Davi estava certo ao dizer que nós éramos como estrelas distantes, mas o que ele não disse — o que talvez nem ele tivesse percebido ainda — era que, para sobreviver, a gente tinha que pagar o preço de ser invisível. Porque, no momento em que começávamos a brilhar de verdade, a cobrança vinha pesada. Ser visto tinha um custo, e esse custo, muitas vezes, era a nossa própria essência.

O dia anterior havia sido a prova disso. No meio da aula, durante um debate sobre meritocracia, eu finalmente explodi. Cansei de ouvir os mesmos discursos de sempre, as mesmas falácias que ignoravam completamente nossa realidade. Eu tentei falar, tentei mostrar que o mundo que eles viviam era diferente do nosso, que o esforço não era o mesmo pra quem vinha da quebrada, que o jogo era injusto desde o início.

Mas tudo que recebi de volta foi silêncio. Olhares vazios, julgadores. E, claro, o riso abafado de Ana Beatriz, que sempre achava que eu estava exagerando, que minha indignação era "drama".

Drama. Como se o que a gente vivia todos os dias fosse apenas uma encenação, como se nossas dores e lutas fossem fabricadas, irreais. Era fácil dizer isso de onde ela estava, do lado de quem não pagava o preço de existir como nós. De quem nunca tinha que lidar com a cobrança constante de ser negro, de ser pobre, de ser periférico. De quem nunca precisou carregar a marca invisível que nos seguia a cada esquina, em cada olhar desconfiado, em cada entrevista de emprego onde nossas chances já estavam comprometidas antes mesmo de abrirmos a boca.

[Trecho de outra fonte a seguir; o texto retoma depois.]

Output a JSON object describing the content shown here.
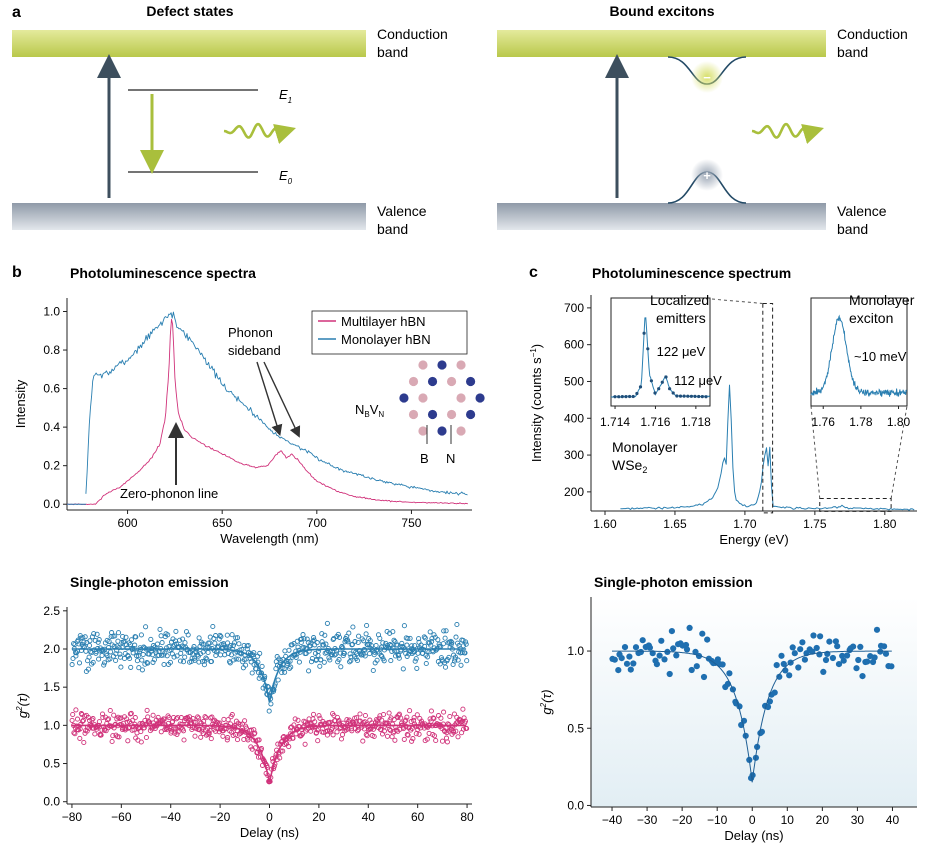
{
  "panel_labels": {
    "a": "a",
    "b": "b",
    "c": "c"
  },
  "panel_a": {
    "defect": {
      "title": "Defect states",
      "conduction": [
        "Conduction",
        "band"
      ],
      "valence": [
        "Valence",
        "band"
      ],
      "e1": "E",
      "e1_sub": "1",
      "e0": "E",
      "e0_sub": "0"
    },
    "exciton": {
      "title": "Bound excitons",
      "conduction": [
        "Conduction",
        "band"
      ],
      "valence": [
        "Valence",
        "band"
      ],
      "minus": "−",
      "plus": "+"
    },
    "colors": {
      "band_green": "#c8d45a",
      "band_grey": "#8c99a8",
      "arrow": "#3d4f5e",
      "photon": "#a9bf3c"
    }
  },
  "chart_data": [
    {
      "id": "hbn_pl",
      "type": "line",
      "title": "Photoluminescence spectra",
      "xlabel": "Wavelength (nm)",
      "ylabel": "Intensity",
      "xlim": [
        568,
        782
      ],
      "ylim": [
        -0.03,
        1.07
      ],
      "xticks": [
        600,
        650,
        700,
        750
      ],
      "yticks": [
        0.0,
        0.2,
        0.4,
        0.6,
        0.8,
        1.0
      ],
      "series": [
        {
          "name": "Multilayer hBN",
          "color": "#d0327a",
          "x": [
            568,
            578,
            583,
            588,
            592,
            596,
            600,
            606,
            612,
            617,
            620,
            622,
            623,
            624,
            625,
            627,
            630,
            635,
            640,
            650,
            660,
            668,
            674,
            678,
            681,
            684,
            687,
            690,
            694,
            700,
            710,
            720,
            730,
            740,
            750,
            760,
            770,
            780
          ],
          "y": [
            0.0,
            0.0,
            0.0,
            0.05,
            0.07,
            0.09,
            0.12,
            0.17,
            0.23,
            0.31,
            0.45,
            0.72,
            0.97,
            0.92,
            0.65,
            0.46,
            0.39,
            0.34,
            0.31,
            0.26,
            0.21,
            0.19,
            0.2,
            0.25,
            0.28,
            0.24,
            0.26,
            0.23,
            0.18,
            0.12,
            0.07,
            0.04,
            0.025,
            0.015,
            0.01,
            0.008,
            0.005,
            0.004
          ]
        },
        {
          "name": "Monolayer hBN",
          "color": "#2a7fb1",
          "x": [
            568,
            576,
            578,
            580,
            582,
            585,
            590,
            595,
            600,
            605,
            610,
            615,
            618,
            620,
            622,
            624,
            626,
            630,
            640,
            650,
            660,
            670,
            680,
            690,
            700,
            710,
            720,
            730,
            740,
            750,
            760,
            770,
            780
          ],
          "y": [
            0.0,
            0.0,
            0.05,
            0.45,
            0.68,
            0.67,
            0.68,
            0.72,
            0.75,
            0.8,
            0.86,
            0.91,
            0.94,
            0.97,
            0.99,
            0.98,
            0.93,
            0.89,
            0.77,
            0.62,
            0.53,
            0.44,
            0.35,
            0.3,
            0.24,
            0.19,
            0.16,
            0.13,
            0.11,
            0.09,
            0.07,
            0.06,
            0.05
          ]
        }
      ],
      "annotations": {
        "zero_phonon": "Zero-phonon line",
        "phonon": [
          "Phonon",
          "sideband"
        ],
        "defect_label": {
          "n": "N",
          "n_sub": "B",
          "v": "V",
          "v_sub": "N"
        },
        "atom_b": "B",
        "atom_n": "N"
      },
      "legend": "top-right"
    },
    {
      "id": "hbn_g2",
      "type": "scatter",
      "title": "Single-photon emission",
      "xlabel": "Delay (ns)",
      "ylabel": "g²(τ)",
      "ylabel_base": "g",
      "ylabel_sup": "2",
      "ylabel_arg": "(τ)",
      "xlim": [
        -82,
        82
      ],
      "ylim": [
        -0.03,
        2.55
      ],
      "xticks": [
        -80,
        -60,
        -40,
        -20,
        0,
        20,
        40,
        60,
        80
      ],
      "yticks": [
        0.0,
        0.5,
        1.0,
        1.5,
        2.0,
        2.5
      ],
      "series": [
        {
          "name": "",
          "color": "#2a7fb1",
          "baseline": 2.0,
          "dip_min": 1.3,
          "tau_ns": 4.0,
          "noise": 0.17
        },
        {
          "name": "",
          "color": "#d0327a",
          "baseline": 1.0,
          "dip_min": 0.25,
          "tau_ns": 4.5,
          "noise": 0.12
        }
      ]
    },
    {
      "id": "wse2_pl",
      "type": "line",
      "title": "Photoluminescence spectrum",
      "xlabel": "Energy (eV)",
      "ylabel": "Intensity (counts s⁻¹)",
      "ylabel_main": "Intensity (counts s",
      "ylabel_sup": "−1",
      "ylabel_end": ")",
      "xlim": [
        1.59,
        1.823
      ],
      "ylim": [
        148,
        735
      ],
      "xticks": [
        1.6,
        1.65,
        1.7,
        1.75,
        1.8
      ],
      "xtick_labels": [
        "1.60",
        "1.65",
        "1.70",
        "1.75",
        "1.80"
      ],
      "yticks": [
        200,
        300,
        400,
        500,
        600,
        700
      ],
      "series": [
        {
          "name": "",
          "color": "#2a7fb1",
          "x": [
            1.611,
            1.62,
            1.63,
            1.64,
            1.65,
            1.66,
            1.665,
            1.67,
            1.675,
            1.678,
            1.681,
            1.683,
            1.685,
            1.687,
            1.688,
            1.6895,
            1.69,
            1.691,
            1.692,
            1.694,
            1.698,
            1.702,
            1.705,
            1.708,
            1.71,
            1.712,
            1.714,
            1.715,
            1.7158,
            1.7165,
            1.7175,
            1.7185,
            1.7195,
            1.72,
            1.725,
            1.73,
            1.74,
            1.75,
            1.76,
            1.765,
            1.768,
            1.772,
            1.78,
            1.79,
            1.8,
            1.81,
            1.822
          ],
          "y": [
            155,
            154,
            156,
            155,
            157,
            160,
            163,
            168,
            176,
            190,
            215,
            250,
            300,
            270,
            420,
            525,
            420,
            300,
            210,
            175,
            165,
            160,
            162,
            168,
            190,
            230,
            310,
            250,
            390,
            260,
            360,
            240,
            180,
            162,
            158,
            157,
            155,
            154,
            156,
            158,
            160,
            157,
            155,
            154,
            153,
            152,
            153
          ]
        }
      ],
      "annotations": {
        "localized": [
          "Localized",
          "emitters"
        ],
        "monolayer_exciton": [
          "Monolayer",
          "exciton"
        ],
        "material": [
          "Monolayer",
          "WSe"
        ],
        "material_sub": "2"
      },
      "insets": [
        {
          "id": "inset1",
          "xlim": [
            1.7138,
            1.7187
          ],
          "xticks": [
            1.714,
            1.716,
            1.718
          ],
          "xtick_labels": [
            "1.714",
            "1.716",
            "1.718"
          ],
          "labels": [
            "122 μeV",
            "112 μeV"
          ]
        },
        {
          "id": "inset2",
          "xlim": [
            1.7535,
            1.8045
          ],
          "xticks": [
            1.76,
            1.78,
            1.8
          ],
          "xtick_labels": [
            "1.76",
            "1.78",
            "1.80"
          ],
          "labels": [
            "~10 meV"
          ]
        }
      ]
    },
    {
      "id": "wse2_g2",
      "type": "scatter",
      "title": "Single-photon emission",
      "xlabel": "Delay (ns)",
      "ylabel": "g²(τ)",
      "ylabel_base": "g",
      "ylabel_sup": "2",
      "ylabel_arg": "(τ)",
      "xlim": [
        -46,
        47
      ],
      "ylim": [
        -0.01,
        1.35
      ],
      "xticks": [
        -40,
        -30,
        -20,
        -10,
        0,
        10,
        20,
        30,
        40
      ],
      "yticks": [
        0.0,
        0.5,
        1.0
      ],
      "ytick_labels": [
        "0.0",
        "0.5",
        "1.0"
      ],
      "series": [
        {
          "name": "",
          "color": "#1f6fb0",
          "baseline": 1.0,
          "dip_min": 0.15,
          "tau_ns": 4.5,
          "noise": 0.09
        }
      ]
    }
  ]
}
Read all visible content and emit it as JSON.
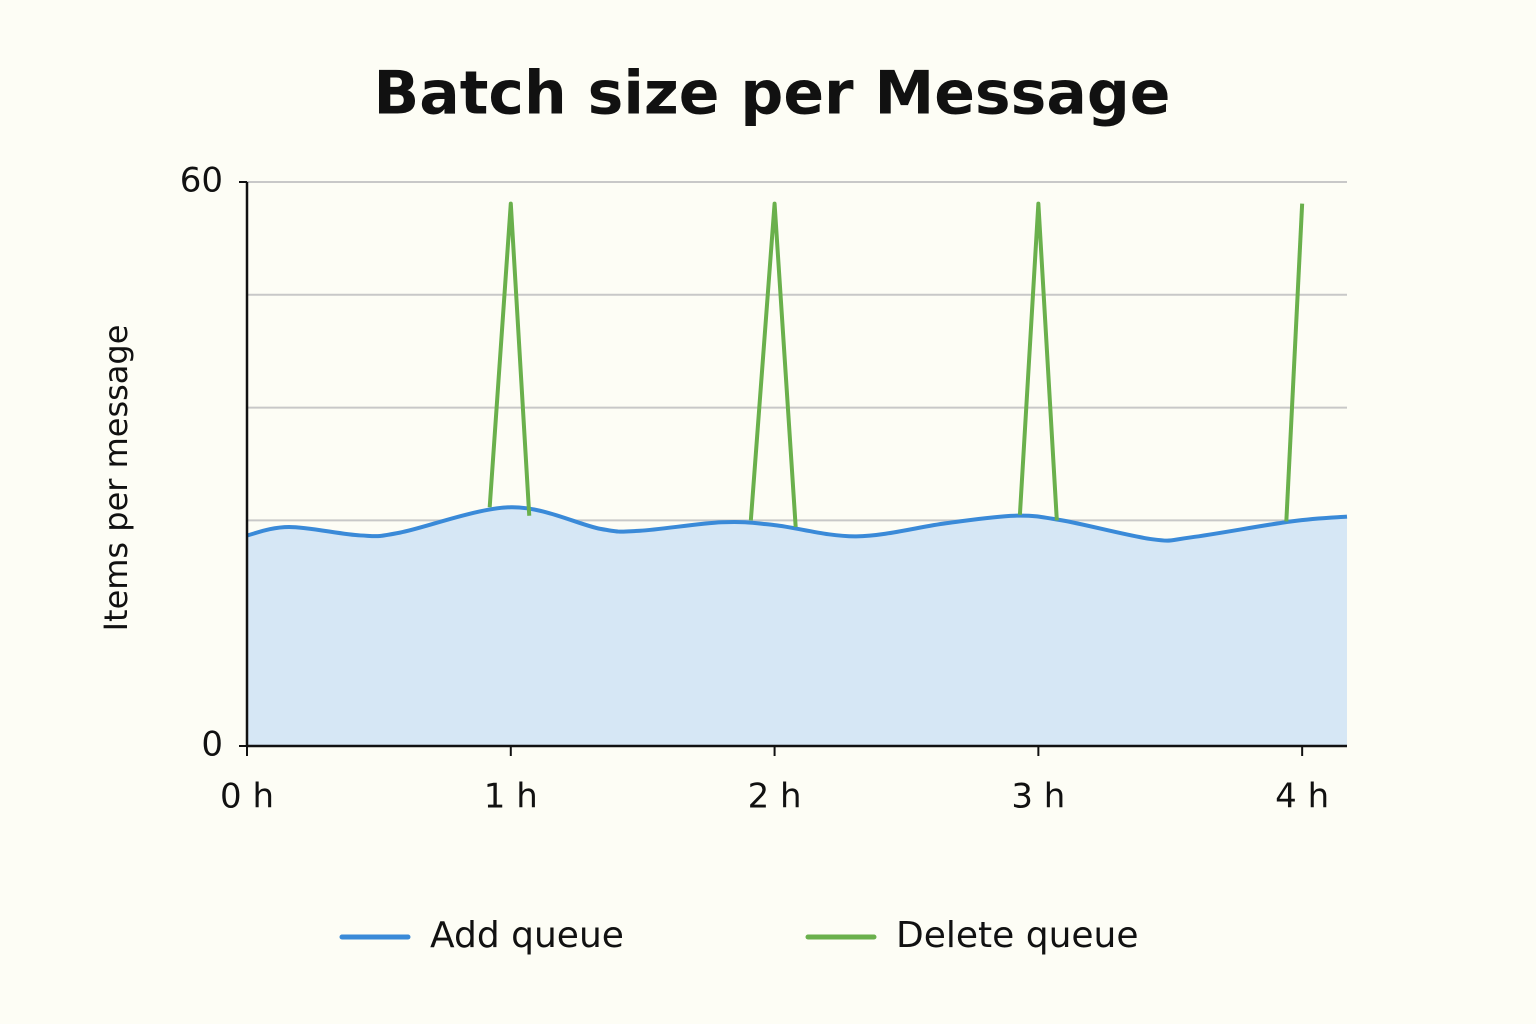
{
  "chart_data": {
    "type": "line",
    "title": "Batch size per Message",
    "y_label": "Items per message",
    "xlim": [
      0,
      4.17
    ],
    "xticks": [
      {
        "value": 0,
        "label": "0 h"
      },
      {
        "value": 1,
        "label": "1 h"
      },
      {
        "value": 2,
        "label": "2 h"
      },
      {
        "value": 3,
        "label": "3 h"
      },
      {
        "value": 4,
        "label": "4 h"
      }
    ],
    "ylim": [
      0,
      60
    ],
    "yticks": [
      0,
      60
    ],
    "ygrid": [
      24,
      36,
      48,
      60
    ],
    "legend": "bottom",
    "series": [
      {
        "name": "Add queue",
        "color": "#3a8ad8",
        "fill": "#d6e7f5",
        "x": [
          0,
          0.16,
          0.43,
          0.58,
          1.0,
          1.34,
          1.49,
          1.8,
          2.0,
          2.31,
          2.65,
          2.91,
          3.09,
          3.43,
          3.58,
          3.96,
          4.17
        ],
        "values": [
          22.4,
          23.3,
          22.4,
          22.7,
          25.4,
          23.1,
          22.9,
          23.8,
          23.5,
          22.3,
          23.7,
          24.5,
          24.0,
          22.0,
          22.2,
          23.9,
          24.4
        ]
      },
      {
        "name": "Delete queue",
        "color": "#6ab04c",
        "x": [
          0.92,
          1.0,
          1.07,
          1.5,
          1.91,
          2.0,
          2.08,
          2.5,
          2.93,
          3.0,
          3.07,
          3.5,
          3.94,
          4.0
        ],
        "values": [
          25.4,
          57.7,
          24.5,
          null,
          24.0,
          57.7,
          23.3,
          null,
          24.6,
          57.7,
          24.0,
          null,
          23.9,
          57.7
        ]
      }
    ]
  }
}
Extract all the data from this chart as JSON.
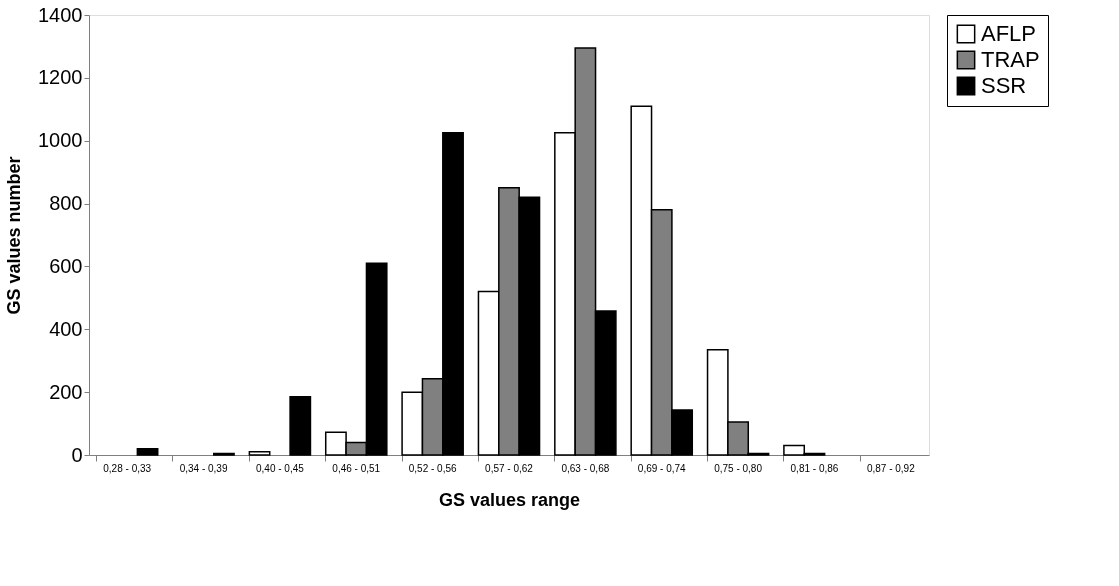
{
  "chart_data": {
    "type": "bar",
    "xlabel": "GS values range",
    "ylabel": "GS values number",
    "categories": [
      "0,28 - 0,33",
      "0,34 - 0,39",
      "0,40 - 0,45",
      "0,46 - 0,51",
      "0,52 - 0,56",
      "0,57 - 0,62",
      "0,63 - 0,68",
      "0,69 - 0,74",
      "0,75 - 0,80",
      "0,81 - 0,86",
      "0,87 - 0,92"
    ],
    "series": [
      {
        "name": "AFLP",
        "color": "#ffffff",
        "values": [
          0,
          0,
          10,
          72,
          200,
          520,
          1025,
          1110,
          335,
          30,
          0
        ]
      },
      {
        "name": "TRAP",
        "color": "#808080",
        "values": [
          0,
          0,
          0,
          40,
          243,
          850,
          1295,
          780,
          105,
          5,
          0
        ]
      },
      {
        "name": "SSR",
        "color": "#000000",
        "values": [
          20,
          5,
          185,
          610,
          1025,
          820,
          458,
          143,
          5,
          0,
          0
        ]
      }
    ],
    "ylim": [
      0,
      1400
    ],
    "yticks": [
      0,
      200,
      400,
      600,
      800,
      1000,
      1200,
      1400
    ],
    "grid": false,
    "legend": "right"
  }
}
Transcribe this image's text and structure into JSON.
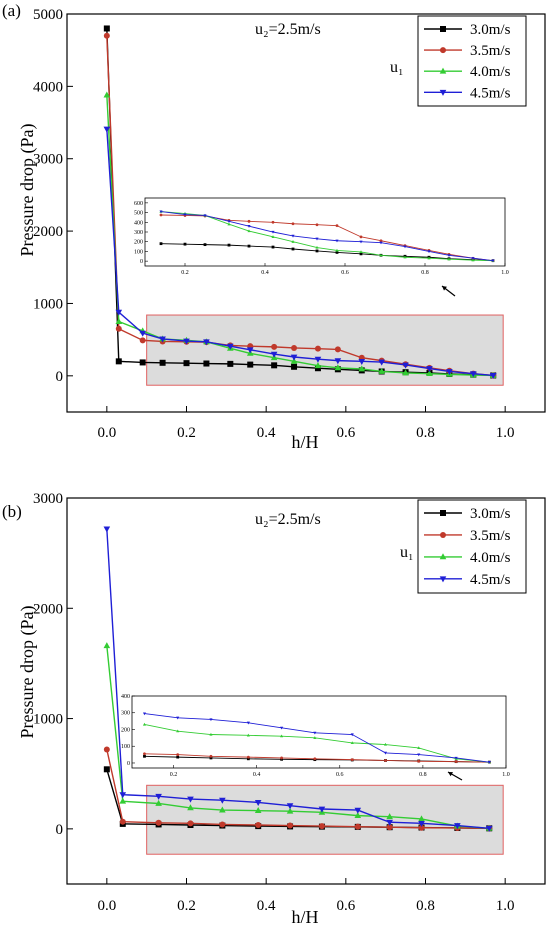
{
  "chart_data": [
    {
      "type": "line",
      "panel_label": "(a)",
      "annotation": "u₂=2.5m/s",
      "legend_title": "u₁",
      "xlabel": "h/H",
      "ylabel": "Pressure drop (Pa)",
      "xlim": [
        -0.1,
        1.1
      ],
      "ylim": [
        -500,
        5000
      ],
      "xticks": [
        "0.0",
        "0.2",
        "0.4",
        "0.6",
        "0.8",
        "1.0"
      ],
      "yticks": [
        "0",
        "1000",
        "2000",
        "3000",
        "4000",
        "5000"
      ],
      "legend_placement": "top-right",
      "series": [
        {
          "name": "3.0m/s",
          "color": "#000000",
          "marker": "square",
          "x": [
            0,
            0.03,
            0.09,
            0.14,
            0.2,
            0.25,
            0.31,
            0.36,
            0.42,
            0.47,
            0.53,
            0.58,
            0.64,
            0.69,
            0.75,
            0.81,
            0.86,
            0.92,
            0.97
          ],
          "y": [
            4800,
            200,
            185,
            180,
            175,
            170,
            165,
            155,
            145,
            125,
            105,
            90,
            75,
            60,
            50,
            40,
            25,
            15,
            5
          ]
        },
        {
          "name": "3.5m/s",
          "color": "#c0392b",
          "marker": "circle",
          "x": [
            0,
            0.03,
            0.09,
            0.14,
            0.2,
            0.25,
            0.31,
            0.36,
            0.42,
            0.47,
            0.53,
            0.58,
            0.64,
            0.69,
            0.75,
            0.81,
            0.86,
            0.92,
            0.97
          ],
          "y": [
            4700,
            650,
            490,
            475,
            470,
            465,
            420,
            410,
            400,
            385,
            375,
            365,
            250,
            210,
            160,
            110,
            70,
            30,
            5
          ]
        },
        {
          "name": "4.0m/s",
          "color": "#33cc33",
          "marker": "triangle-up",
          "x": [
            0,
            0.03,
            0.09,
            0.14,
            0.2,
            0.25,
            0.31,
            0.36,
            0.42,
            0.47,
            0.53,
            0.58,
            0.64,
            0.69,
            0.75,
            0.81,
            0.86,
            0.92,
            0.97
          ],
          "y": [
            3880,
            750,
            620,
            510,
            490,
            470,
            380,
            310,
            250,
            200,
            140,
            110,
            95,
            60,
            40,
            30,
            20,
            10,
            5
          ]
        },
        {
          "name": "4.5m/s",
          "color": "#1f1fd6",
          "marker": "triangle-down",
          "x": [
            0,
            0.03,
            0.09,
            0.14,
            0.2,
            0.25,
            0.31,
            0.36,
            0.42,
            0.47,
            0.53,
            0.58,
            0.64,
            0.69,
            0.75,
            0.81,
            0.86,
            0.92,
            0.97
          ],
          "y": [
            3410,
            880,
            590,
            510,
            480,
            470,
            410,
            360,
            300,
            260,
            230,
            210,
            200,
            190,
            150,
            100,
            60,
            30,
            5
          ]
        }
      ],
      "inset": {
        "xlim": [
          0.1,
          1.0
        ],
        "ylim": [
          -50,
          650
        ],
        "xticks": [
          "0.2",
          "0.4",
          "0.6",
          "0.8",
          "1.0"
        ],
        "yticks": [
          "0",
          "100",
          "200",
          "300",
          "400",
          "500",
          "600"
        ]
      }
    },
    {
      "type": "line",
      "panel_label": "(b)",
      "annotation": "u₂=2.5m/s",
      "legend_title": "u₁",
      "xlabel": "h/H",
      "ylabel": "Pressure drop (Pa)",
      "xlim": [
        -0.1,
        1.1
      ],
      "ylim": [
        -500,
        3000
      ],
      "xticks": [
        "0.0",
        "0.2",
        "0.4",
        "0.6",
        "0.8",
        "1.0"
      ],
      "yticks": [
        "0",
        "1000",
        "2000",
        "3000"
      ],
      "legend_placement": "top-right",
      "series": [
        {
          "name": "3.0m/s",
          "color": "#000000",
          "marker": "square",
          "x": [
            0,
            0.04,
            0.13,
            0.21,
            0.29,
            0.38,
            0.46,
            0.54,
            0.63,
            0.71,
            0.79,
            0.88,
            0.96
          ],
          "y": [
            540,
            45,
            40,
            35,
            30,
            25,
            22,
            20,
            18,
            15,
            12,
            8,
            5
          ]
        },
        {
          "name": "3.5m/s",
          "color": "#c0392b",
          "marker": "circle",
          "x": [
            0,
            0.04,
            0.13,
            0.21,
            0.29,
            0.38,
            0.46,
            0.54,
            0.63,
            0.71,
            0.79,
            0.88,
            0.96
          ],
          "y": [
            720,
            65,
            55,
            50,
            40,
            35,
            30,
            25,
            20,
            15,
            10,
            8,
            5
          ]
        },
        {
          "name": "4.0m/s",
          "color": "#33cc33",
          "marker": "triangle-up",
          "x": [
            0,
            0.04,
            0.13,
            0.21,
            0.29,
            0.38,
            0.46,
            0.54,
            0.63,
            0.71,
            0.79,
            0.88,
            0.96
          ],
          "y": [
            1660,
            250,
            230,
            190,
            170,
            165,
            160,
            150,
            120,
            110,
            90,
            25,
            5
          ]
        },
        {
          "name": "4.5m/s",
          "color": "#1f1fd6",
          "marker": "triangle-down",
          "x": [
            0,
            0.04,
            0.13,
            0.21,
            0.29,
            0.38,
            0.46,
            0.54,
            0.63,
            0.71,
            0.79,
            0.88,
            0.96
          ],
          "y": [
            2720,
            310,
            295,
            270,
            260,
            240,
            210,
            180,
            170,
            60,
            50,
            30,
            5
          ]
        }
      ],
      "inset": {
        "xlim": [
          0.1,
          1.0
        ],
        "ylim": [
          -30,
          400
        ],
        "xticks": [
          "0.2",
          "0.4",
          "0.6",
          "0.8",
          "1.0"
        ],
        "yticks": [
          "0",
          "100",
          "200",
          "300",
          "400"
        ]
      }
    }
  ]
}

Eu senti o drama. Senti o peso do olhar de reprovação do professor, que preferiu mudar de assunto a dar continuidade à discussão. Senti o desconforto dos meus colegas, que já não sabiam como reagir. Senti o isolamento, o silêncio que caiu sobre mim como uma sentença. Era o preço de falar, o preço de não ficar calado.

Naquele momento, percebi que a cobrança não vinha só de fora, mas de dentro também. Eu me cobrava por não ser forte o bastante, por não conseguir lidar com aquela situação de forma diferente. A pressão para ser impecável, para ser invulnerável, era esmagadora. Eu não podia errar, não podia mostrar fraqueza, porque, no fundo, o mundo não perdoava as nossas falhas. Não as nossas.

Davi apareceu na minha casa logo depois da aula, como se soubesse que eu precisava desabafar. Ele me ouviu, em silêncio, enquanto eu falava sobre o preço que tínhamos que pagar para existir, para sermos vistos e respeitados. Ele entendia. A cobrança era algo que ele também carregava, assim como eu.

"Gabriel, a real é que a gente tá sempre devendo," ele disse, com a voz grave e sincera. "Não importa o quanto a gente tente, sempre vão esperar mais da gente, sempre vão querer que a gente seja mais. E no fim, a gente paga com nossa sanidade, com nossa paz."

Eu sabia que ele tinha razão. Sabia que aquela cobrança era injusta, que o drama que a gente vivia não era só parte do nosso cotidiano, mas algo imposto, algo que nos colocava em uma posição de constante luta e desgaste. Não era um drama inventado, como eles queriam acreditar. Era a nossa realidade. O preço que pagávamos por sermos quem éramos.

E, mesmo assim, a pergunta que ecoava na minha mente era: até quando? Até quando eu conseguiria carregar esse fardo, pagar esse preço sem me perder no caminho? O preço de ser quem sou, de tentar brilhar num mundo que faz de tudo para apagar a nossa luz, parecia crescer a cada dia. A cobrança vinha de todos os lados, e a dívida, às vezes, parecia impagável.

Mas, de alguma forma, eu sabia que não podia parar. Porque se tem uma coisa que eu aprendi, é que, apesar do drama, apesar do preço, nós continuamos. Continuamos a brilhar, mesmo ofuscados, mesmo distantes. E isso, talvez, fosse o mais importante.